If the latter, then adding a month to Feb 27th gets you to March 27th, but adding a month to Feb 28th gets you to March 31st (except in leap years, where it gets you to March 28th). Then subtracting a month from March 30th gets you... Feb 27th? Who knows...

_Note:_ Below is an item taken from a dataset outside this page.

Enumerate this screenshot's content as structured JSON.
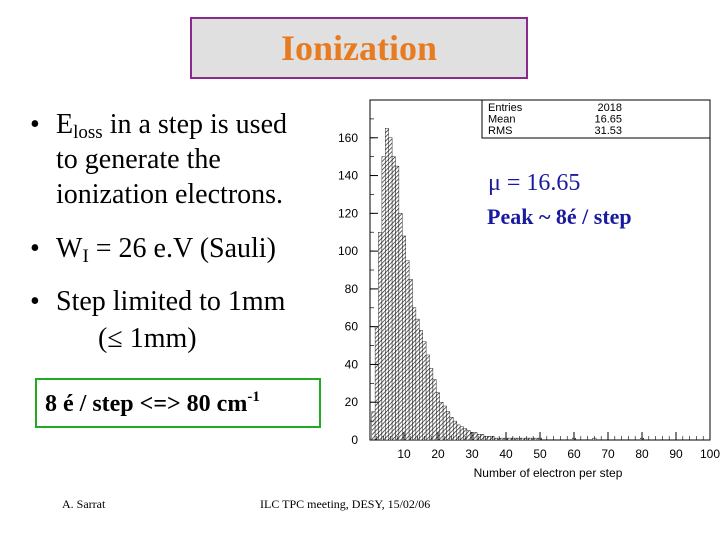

For those looking for a simple solution, just add milliseconds and be done.
function getDatePlusDays(dt, days) {
return new Date(dt.getTime() + (days * 86400000));
}
or
Date.prototype.addDays = function(days) {
this = new Date(this.getTime() + (days * 86400000));
};
I have done by using Moment Js Library
Refs: https://momentjs.com/
startDate = new Date()
endDate = moment(startDate).add(2, "Months").format("YYYY-MM-DD")
endDate= new Date (endDate)
var a=new Date();
a.setDate(a.getDate()+5);
As above stated method, you can add month to Date function.